Que celui qui a fait son " job out " guilleret et insouciant me jette la première pierre : une fois le moment d'euphorie galvanisante passé il laisse place au doute et à l'incertitude. Un peu comme si, après s'être arrêté net au terme d'une course folle, on réalise qu'on est au bord d'un précipice : on est donc partagé entre le soulagement de n'avoir pas été plus loin - un pas de plus et le gouffre aurait été pour notre pomme - et une immense sensation de vertige - car on a un pied dans le vide et l'autre qui ne sait pas bien où se caler pour ne pas tomber.
Alors ami lecteur, le mieux à faire quand on est au bord du gouffre c'est encore de s'assoir un instant et de reprendre son souffle. Ça tombe bien car tu es à bout de forces et qu'une petite pause ne serait pas de refus. Ça prendra le temps qu'il faudra, l'important c'est de ne pas tomber, il me semble. Cela dit, cette posture est loin d'être confortable, je te l'accorde. La vue est jolie, certes, le panorama offre plein de perspectives (aucun vis-à-vis, un calme plat, ça donnerait presque envie de se reconvertir dans l'alpinisme) mais elle est aussi effrayante. Malheureusement, et c'est là le problème majeur, en bas, ceux qui te voient assis les pieds dans le vide commencent à s'inquiéter pour toi. Que tu sois calme ou que tu montres des signes d'angoisse n'y change rien, en bas ça s'agite, ça te hurle de chercher autour de toi des chemins de repli ou ça te beugle de sauter sur le coussin gonflable déployé en contrebas pour la circonstance.
Voilà à peu près où j'en suis aujourd'hui, ami lecteur, en haut de ma falaise, à me dire que je pourrais peut-être en profiter pour contempler le paysage (si j'ai fait tout ce chemin et pris tous ces risques, autant que je sois récompensée par un moment de méditation ultime) sans y arriver puisque je suis constamment parasitée par des interférences provenant de l'extérieur (mais pas que : ma petite voix intérieure peut-être très pénible aussi quelque fois). Sans compter qu'être assise au bord d'une falaise c'est tout de même pas le pied : j'ai mal aux fesses, je suis paralysée par l'altitude et je commence à manquer d'oxygène.

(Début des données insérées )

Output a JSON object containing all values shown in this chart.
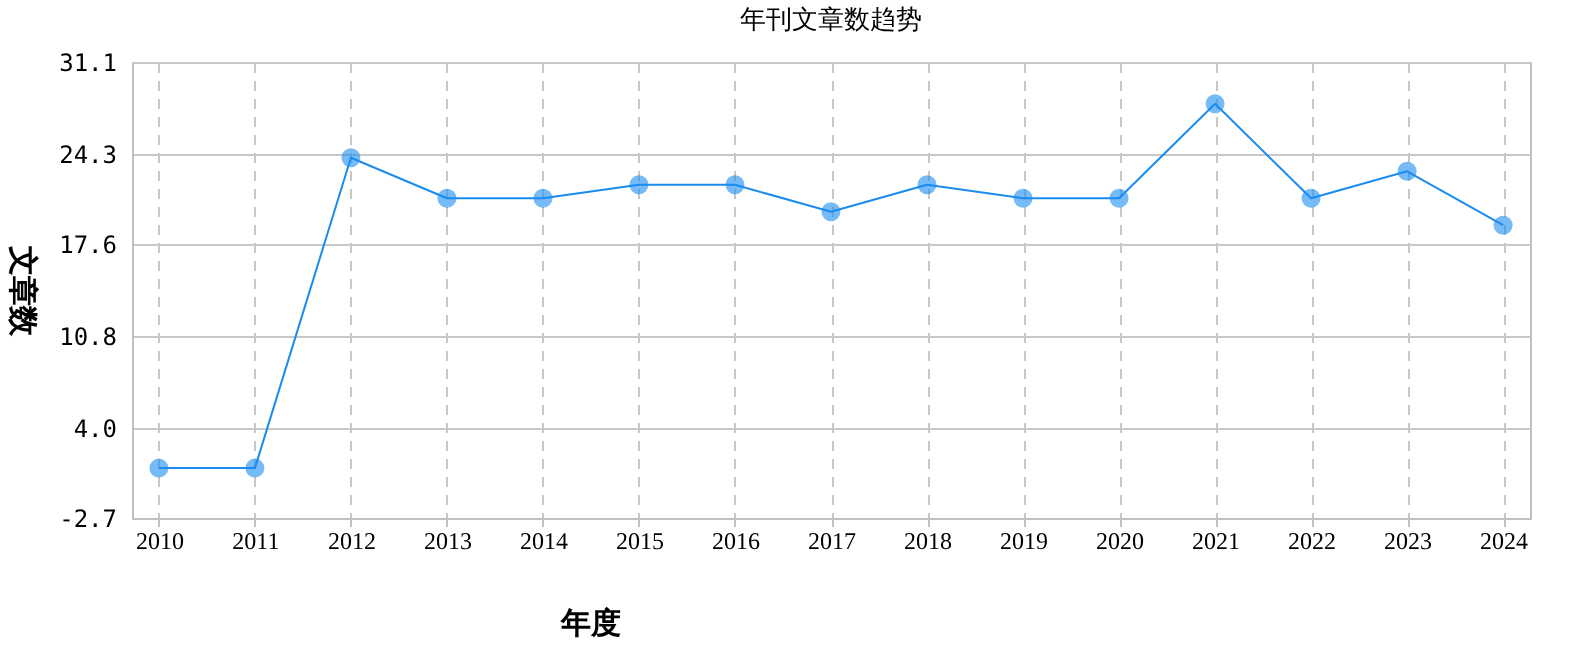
{
  "chart_data": {
    "type": "line",
    "title": "年刊文章数趋势",
    "xlabel": "年度",
    "ylabel": "文章数",
    "categories": [
      "2010",
      "2011",
      "2012",
      "2013",
      "2014",
      "2015",
      "2016",
      "2017",
      "2018",
      "2019",
      "2020",
      "2021",
      "2022",
      "2023",
      "2024"
    ],
    "series": [
      {
        "color": "#1a8cf0",
        "values": [
          1,
          1,
          24,
          21,
          21,
          22,
          22,
          20,
          22,
          21,
          21,
          28,
          21,
          23,
          19
        ]
      }
    ],
    "ylim": [
      -2.7,
      31.1
    ],
    "yticks": [
      -2.7,
      {
        "value": 4,
        "label": "4.0"
      },
      10.8,
      17.6,
      24.3,
      31.1
    ],
    "grid": true,
    "marker": "circle",
    "line_style": "solid"
  }
}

Mais j'essaye de me dominer et de me convaincre que la première chose à faire est de ne surtout pas paniquer : ça prendra le temps qu'il faudra, après tout je tiens à ma vie, je ne suis pas une tête brûlée, donc à quoi bon prendre une décision hâtive qui risquerait d'empirer l'inconfort dans lequel je me trouve. Si ça suffit à calmer ma petite voix, ami lecteur, crois-moi il me faudra m'époumoner pour convaincre ceux d'en bas d'arrêter de s'agiter. C'est d'autant plus contrariant que je ne suis pas arrivée jusque là pour me sentir pressée de choisir un chemin plutôt qu'un autre. A cette incertitude insupportable avec laquelle je dois cohabiter, je n'aimerais pas ajouter les certitudes et le jugement des autres à qui je n'ai rien demandé.
Tout ça ne durera pas (c'est la seule certitude que j'ai) : on ne peut pas rester éternellement agrippé comme une bernique à son rocher. Je ne suis pas une bernique, je n'aime pas l'inconfort, je ne suis pas non plus stupide : trois raisons de taille pour que mon instinct de survie finisse tôt ou tard par se déclencher. Finalement, ce qu'il y a de plus dommage c'est d'être la seule à s'en rendre compte (j'espère seulement que mon entourage soit suffisamment perspicace et physionomiste pour ne pas me confondre avec une bernique). C'est pourquoi ami lecteur, je te le dis tout fort - en espérant que du haut de ma falaise, ma voix résonne en un puissant écho - pas de stress, j'ai décidé de prendre le temps qu'il faudra. Et si t'as peur pour moi, que tu te sens impuissant ou que tu ne me sens pas si à l'aise que ça, au lieu d'ajouter de la confusion à cette situation qui n'en manque pas, viens me rejoindre et tiens moi la main : ici l'air est plus sain, crois-moi.